Computational Sensing in Biophotonics and Diagnostics
- Author(s): Ballard, Zachary
- Advisor(s): Ozcan, Aydogan
- Madni, Asad M
- et al.
Over the past decades the dramatic increase in computational resources coupled with the advent of machine learning and artificial intelligence has profoundly impacted sensor technology. Together, these trends present a new opportunity for data-driven computational sensor design, where acquisition hardware is fundamentally changed to “lock-in” to the optimal sensing data with respect to a user defined cost function. This dissertation addresses this emerging opportunity, referred to herein as computational sensing, with a focus on applications in biophotonics and diagnostics where there is currently high-demand for cost-effective and
compact sensing systems for democratizing global health. Therefore, several examples of computational sensing systems will be presented, all of which leverage machine learning and data-driven design principles to enable low-cost, compact, and sparse implementations well-suited for the point-of-care among other settings.

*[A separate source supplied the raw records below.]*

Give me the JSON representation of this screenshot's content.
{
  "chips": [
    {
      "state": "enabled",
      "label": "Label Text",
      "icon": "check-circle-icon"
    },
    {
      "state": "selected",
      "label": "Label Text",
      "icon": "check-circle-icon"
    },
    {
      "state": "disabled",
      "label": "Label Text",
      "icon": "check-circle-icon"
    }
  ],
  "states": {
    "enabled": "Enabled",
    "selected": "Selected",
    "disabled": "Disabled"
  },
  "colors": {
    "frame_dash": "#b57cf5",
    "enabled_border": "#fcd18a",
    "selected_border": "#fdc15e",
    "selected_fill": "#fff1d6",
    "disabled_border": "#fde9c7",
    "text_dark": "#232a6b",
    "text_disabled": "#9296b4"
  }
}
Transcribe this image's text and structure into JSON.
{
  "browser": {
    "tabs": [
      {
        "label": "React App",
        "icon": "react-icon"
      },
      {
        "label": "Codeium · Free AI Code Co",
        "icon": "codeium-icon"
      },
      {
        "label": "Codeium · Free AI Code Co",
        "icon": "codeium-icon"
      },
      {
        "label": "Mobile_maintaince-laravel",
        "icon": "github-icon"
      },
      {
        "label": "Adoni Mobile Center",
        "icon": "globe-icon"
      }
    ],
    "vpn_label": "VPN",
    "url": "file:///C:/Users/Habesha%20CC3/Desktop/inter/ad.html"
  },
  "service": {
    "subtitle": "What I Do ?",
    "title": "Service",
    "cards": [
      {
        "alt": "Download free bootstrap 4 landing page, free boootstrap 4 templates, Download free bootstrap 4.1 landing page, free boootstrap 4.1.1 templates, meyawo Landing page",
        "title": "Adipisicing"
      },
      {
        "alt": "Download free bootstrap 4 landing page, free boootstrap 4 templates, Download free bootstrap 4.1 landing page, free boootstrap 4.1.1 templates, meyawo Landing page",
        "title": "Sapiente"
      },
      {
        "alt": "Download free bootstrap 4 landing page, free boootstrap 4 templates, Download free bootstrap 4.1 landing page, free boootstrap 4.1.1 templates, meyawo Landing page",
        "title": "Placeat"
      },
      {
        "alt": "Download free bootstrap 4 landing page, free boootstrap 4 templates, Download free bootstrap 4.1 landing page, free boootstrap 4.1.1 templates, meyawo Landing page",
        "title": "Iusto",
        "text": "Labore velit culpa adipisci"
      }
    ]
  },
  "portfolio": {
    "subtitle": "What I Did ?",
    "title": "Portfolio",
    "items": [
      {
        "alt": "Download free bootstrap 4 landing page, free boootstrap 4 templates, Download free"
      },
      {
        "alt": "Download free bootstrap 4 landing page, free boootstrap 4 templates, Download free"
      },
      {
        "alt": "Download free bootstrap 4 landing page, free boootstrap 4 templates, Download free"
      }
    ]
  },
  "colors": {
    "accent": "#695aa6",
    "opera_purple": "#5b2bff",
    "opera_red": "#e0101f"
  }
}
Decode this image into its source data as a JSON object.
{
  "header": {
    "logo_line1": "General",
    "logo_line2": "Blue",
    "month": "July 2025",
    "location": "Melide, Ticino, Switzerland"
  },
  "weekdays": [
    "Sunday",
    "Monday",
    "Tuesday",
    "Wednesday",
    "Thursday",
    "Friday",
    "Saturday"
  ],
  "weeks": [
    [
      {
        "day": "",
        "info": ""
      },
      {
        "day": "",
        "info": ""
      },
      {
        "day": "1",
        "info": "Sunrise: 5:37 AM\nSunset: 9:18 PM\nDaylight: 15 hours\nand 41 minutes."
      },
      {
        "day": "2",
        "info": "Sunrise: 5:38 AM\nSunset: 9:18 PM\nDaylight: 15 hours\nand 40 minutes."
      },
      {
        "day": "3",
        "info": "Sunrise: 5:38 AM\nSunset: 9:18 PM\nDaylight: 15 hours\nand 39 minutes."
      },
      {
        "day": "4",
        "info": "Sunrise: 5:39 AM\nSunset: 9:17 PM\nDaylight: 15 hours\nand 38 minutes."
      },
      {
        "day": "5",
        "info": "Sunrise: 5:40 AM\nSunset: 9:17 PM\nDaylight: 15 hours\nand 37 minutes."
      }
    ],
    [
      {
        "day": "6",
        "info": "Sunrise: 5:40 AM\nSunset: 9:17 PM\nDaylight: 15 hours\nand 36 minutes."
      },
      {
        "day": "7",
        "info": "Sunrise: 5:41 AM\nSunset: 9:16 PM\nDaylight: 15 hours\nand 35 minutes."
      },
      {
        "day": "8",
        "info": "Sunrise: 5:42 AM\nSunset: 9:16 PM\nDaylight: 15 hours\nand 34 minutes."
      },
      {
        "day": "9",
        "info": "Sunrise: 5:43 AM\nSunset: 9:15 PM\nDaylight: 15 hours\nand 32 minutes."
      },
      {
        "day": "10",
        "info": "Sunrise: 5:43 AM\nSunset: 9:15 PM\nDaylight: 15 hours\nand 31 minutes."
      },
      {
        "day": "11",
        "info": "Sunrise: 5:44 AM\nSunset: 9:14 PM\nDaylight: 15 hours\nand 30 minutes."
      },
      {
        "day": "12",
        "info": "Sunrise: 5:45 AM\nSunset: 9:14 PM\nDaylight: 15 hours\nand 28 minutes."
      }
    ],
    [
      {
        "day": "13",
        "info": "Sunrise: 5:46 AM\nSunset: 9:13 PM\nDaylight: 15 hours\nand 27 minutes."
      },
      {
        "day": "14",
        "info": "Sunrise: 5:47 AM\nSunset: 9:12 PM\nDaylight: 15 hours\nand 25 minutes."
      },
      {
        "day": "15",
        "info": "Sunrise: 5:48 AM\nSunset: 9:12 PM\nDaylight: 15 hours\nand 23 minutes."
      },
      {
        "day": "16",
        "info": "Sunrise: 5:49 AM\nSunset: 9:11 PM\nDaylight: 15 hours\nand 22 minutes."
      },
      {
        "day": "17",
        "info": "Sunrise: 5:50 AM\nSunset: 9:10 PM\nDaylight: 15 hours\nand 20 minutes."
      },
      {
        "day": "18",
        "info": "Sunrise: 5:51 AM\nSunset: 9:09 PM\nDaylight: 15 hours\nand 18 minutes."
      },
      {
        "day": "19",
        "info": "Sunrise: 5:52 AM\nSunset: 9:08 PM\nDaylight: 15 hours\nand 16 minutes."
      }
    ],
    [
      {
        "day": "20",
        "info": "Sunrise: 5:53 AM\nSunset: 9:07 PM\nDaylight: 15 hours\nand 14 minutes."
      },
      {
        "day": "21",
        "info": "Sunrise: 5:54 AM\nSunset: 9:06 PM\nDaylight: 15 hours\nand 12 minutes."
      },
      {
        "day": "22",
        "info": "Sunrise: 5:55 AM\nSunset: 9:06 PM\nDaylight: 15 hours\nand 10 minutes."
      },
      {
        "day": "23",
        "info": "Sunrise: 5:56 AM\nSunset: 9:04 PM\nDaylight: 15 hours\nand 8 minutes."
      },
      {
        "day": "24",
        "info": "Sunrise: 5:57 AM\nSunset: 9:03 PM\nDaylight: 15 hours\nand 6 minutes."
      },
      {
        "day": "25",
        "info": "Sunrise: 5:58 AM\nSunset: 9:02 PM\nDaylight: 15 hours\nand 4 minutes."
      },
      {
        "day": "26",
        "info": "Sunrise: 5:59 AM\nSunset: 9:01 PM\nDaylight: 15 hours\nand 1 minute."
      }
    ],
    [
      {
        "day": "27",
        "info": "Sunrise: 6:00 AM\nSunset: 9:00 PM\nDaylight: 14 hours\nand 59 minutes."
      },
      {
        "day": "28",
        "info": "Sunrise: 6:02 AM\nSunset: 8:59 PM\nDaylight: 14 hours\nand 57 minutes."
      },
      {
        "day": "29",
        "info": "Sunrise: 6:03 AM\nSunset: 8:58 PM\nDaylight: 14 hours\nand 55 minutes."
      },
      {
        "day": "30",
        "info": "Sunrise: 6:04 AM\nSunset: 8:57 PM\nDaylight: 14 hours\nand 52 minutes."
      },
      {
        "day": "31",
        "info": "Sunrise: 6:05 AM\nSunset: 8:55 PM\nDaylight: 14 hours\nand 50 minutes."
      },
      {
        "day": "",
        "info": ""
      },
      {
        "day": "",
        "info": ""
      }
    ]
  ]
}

Firstly, I will discuss a multiplexed paper-based vertical flow assay and reader for biomarker quantification at the point-of-care. I will show how deep learning and statistical analysis of the multiplexed sensor response can be leveraged to improve accuracy, dynamic range, and limit-of-detection, greatly enhancing the sensing capabilities beyond that of the traditionally employed lateral flow assay. Additionally, I will demonstrate feature selection techniques which can serve as a toolbox for iterative assay development, sensor design, and cost-performance optimization. Two applications in point-of-care diagnostics will be presented with this platform, one being a clinical study for early-stage Lyme Disease diagnoses, and the other, a clinical study for cardio-vascular risk assessment by the high-sensitivity C-Reactive Protein test. Secondly, Localized plasmon resonance (LSPR) sensors and their corresponding readers will be discussed as computational sensing systems for label-free biomolecular sensing. Through machine learning of spectral characteristics, I will present how the corresponding LSPR sensor reader can be jointly designed with the LSPR sensor to optimize read-out accuracy while minimizing cost by computationally selecting from cost effective illumination optics. Lastly, a fundamentally different hardware design for spectroscopy, enabled by deep learning, will be demonstrated and discussed for application-specific performance advantages in terms of acquisition rate, form factor, and cost.